If you think your hardware cannot handle so many chunks at once (regarding memory), you could split your audio recordings before you feed them to the analyzer.

AdityaPanigrahy commented 4 days ago

Thanks for the reply. I agree with you totally. 3 second window length works. But the bird that we are trying to study has quite a complex repertoire, making it difficult to get a number of vocalizations from long-term datasets. Hence an attempt to get varying detection window lengths.

I also realized something, if the expected input shape is (1,144000), i.e., 48000 * 3, the default. We can change our sample rate, say 28.8kHz, for detections like 5s (which gives the same 144000 samples). That worked for the general classifier but not for the custom-trained ones (still troubleshooting). But again, a lower sample rate has its own repercussions; it may not train on really high frequencies, but it should be enough to capture between 1 and 10kHz (target vocalizations).

So I wanted to know if the tensor model input shape, i.e. (1,144000), is alterable or if this is what the model stays fixed at.
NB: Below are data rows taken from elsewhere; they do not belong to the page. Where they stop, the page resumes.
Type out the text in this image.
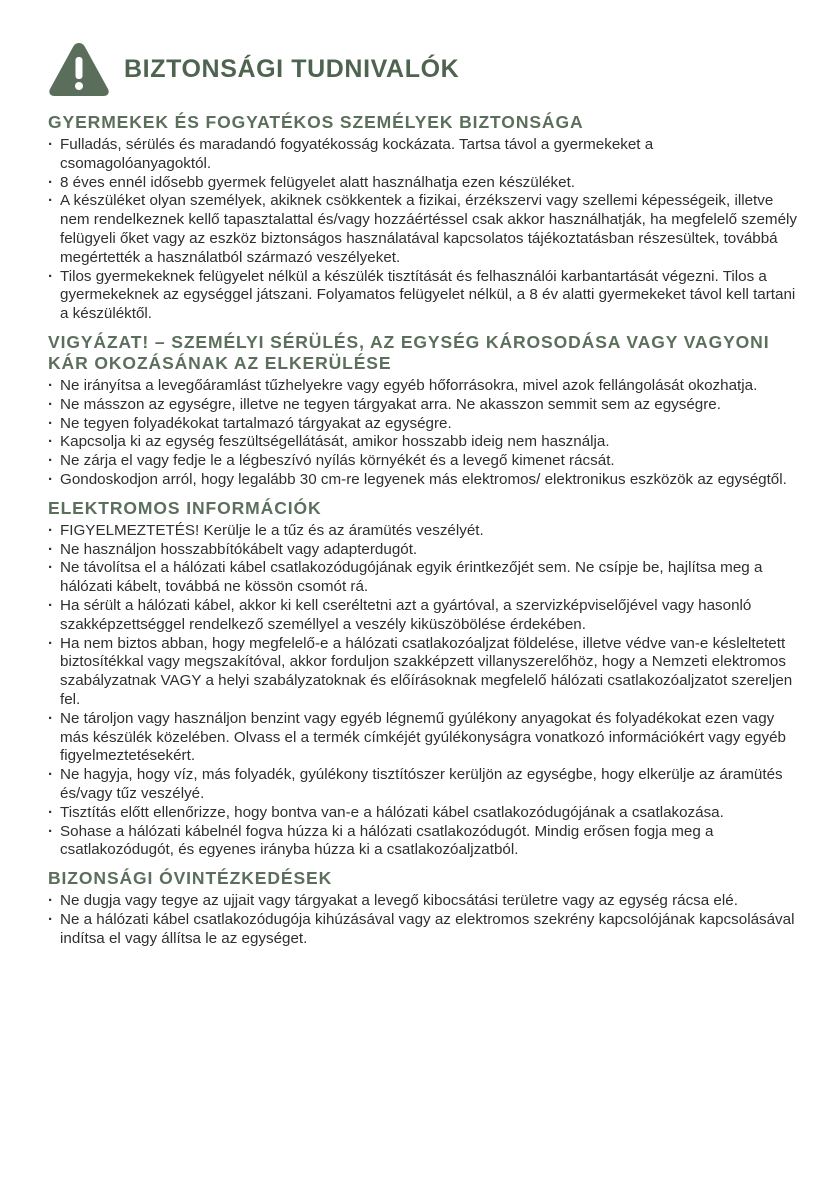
BIZTONSÁGI TUDNIVALÓK
GYERMEKEK ÉS FOGYATÉKOS SZEMÉLYEK BIZTONSÁGA
· Fulladás, sérülés és maradandó fogyatékosság kockázata. Tartsa távol a gyermekeket a csomagolóanyagoktól.
· 8 éves ennél idősebb gyermek felügyelet alatt használhatja ezen készüléket.
· A készüléket olyan személyek, akiknek csökkentek a fizikai, érzékszervi vagy szellemi képességeik, illetve nem rendelkeznek kellő tapasztalattal és/vagy hozzáértéssel csak akkor használhatják, ha megfelelő személy felügyeli őket vagy az eszköz biztonságos használatával kapcsolatos tájékoztatásban részesültek, továbbá megértették a használatból származó veszélyeket.
· Tilos gyermekeknek felügyelet nélkül a készülék tisztítását és felhasználói karbantartását végezni. Tilos a gyermekeknek az egységgel játszani. Folyamatos felügyelet nélkül, a 8 év alatti gyermekeket távol kell tartani a készüléktől.
VIGYÁZAT! – SZEMÉLYI SÉRÜLÉS, AZ EGYSÉG KÁROSODÁSA VAGY VAGYONI KÁR OKOZÁSÁNAK AZ ELKERÜLÉSE
· Ne irányítsa a levegőáramlást tűzhelyekre vagy egyéb hőforrásokra, mivel azok fellángolását okozhatja.
· Ne másszon az egységre, illetve ne tegyen tárgyakat arra. Ne akasszon semmit sem az egységre.
· Ne tegyen folyadékokat tartalmazó tárgyakat az egységre.
· Kapcsolja ki az egység feszültségellátását, amikor hosszabb ideig nem használja.
· Ne zárja el vagy fedje le a légbeszívó nyílás környékét és a levegő kimenet rácsát.
· Gondoskodjon arról, hogy legalább 30 cm-re legyenek más elektromos/ elektronikus eszközök az egységtől.
ELEKTROMOS INFORMÁCIÓK
· FIGYELMEZTETÉS! Kerülje le a tűz és az áramütés veszélyét.
· Ne használjon hosszabbítókábelt vagy adapterdugót.
· Ne távolítsa el a hálózati kábel csatlakozódugójának egyik érintkezőjét sem. Ne csípje be, hajlítsa meg a hálózati kábelt, továbbá ne kössön csomót rá.
· Ha sérült a hálózati kábel, akkor ki kell cseréltetni azt a gyártóval, a szervizképviselőjével vagy hasonló szakképzettséggel rendelkező személlyel a veszély kiküszöbölése érdekében.
· Ha nem biztos abban, hogy megfelelő-e a hálózati csatlakozóaljzat földelése, illetve védve van-e késleltetett biztosítékkal vagy megszakítóval, akkor forduljon szakképzett villanyszerelőhöz, hogy a Nemzeti elektromos szabályzatnak VAGY a helyi szabályzatoknak és előírásoknak megfelelő hálózati csatlakozóaljzatot szereljen fel.
· Ne tároljon vagy használjon benzint vagy egyéb légnemű gyúlékony anyagokat és folyadékokat ezen vagy más készülék közelében. Olvass el a termék címkéjét gyúlékonyságra vonatkozó információkért vagy egyéb figyelmeztetésekért.
· Ne hagyja, hogy víz, más folyadék, gyúlékony tisztítószer kerüljön az egységbe, hogy elkerülje az áramütés és/vagy tűz veszélyé.
· Tisztítás előtt ellenőrizze, hogy bontva van-e a hálózati kábel csatlakozódugójának a csatlakozása.
· Sohase a hálózati kábelnél fogva húzza ki a hálózati csatlakozódugót. Mindig erősen fogja meg a csatlakozódugót, és egyenes irányba húzza ki a csatlakozóaljzatból.
BIZONSÁGI ÓVINTÉZKEDÉSEK
· Ne dugja vagy tegye az ujjait vagy tárgyakat a levegő kibocsátási területre vagy az egység rácsa elé.
· Ne a hálózati kábel csatlakozódugója kihúzásával vagy az elektromos szekrény kapcsolójának kapcsolásával indítsa el vagy állítsa le az egységet.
Mattk70 commented 4 days ago

This has been discussed before: https://github.com/kahst/BirdNET-Analyzer/issues/288#issuecomment-2063839251. The ideas of varying sample rate didn’t crop up, it’s an interesting one, but note that the model discards audio above 15KHz. If you fed it 5seconds @ 28.8KHz, it would discard sounds over 9KHz

tphakala commented 4 days ago

With currently latest model v2.4 input length is fixed to 3 seconds, but this video metions that variable input length is planned for v3.0 model https://youtu.be/Faavvmi9JZw?t=798

AdityaPanigrahy commented 3 days ago

Understood, I had missed the earlier discussion. Thanks a lot for the help! Looking forward to v3.0 model.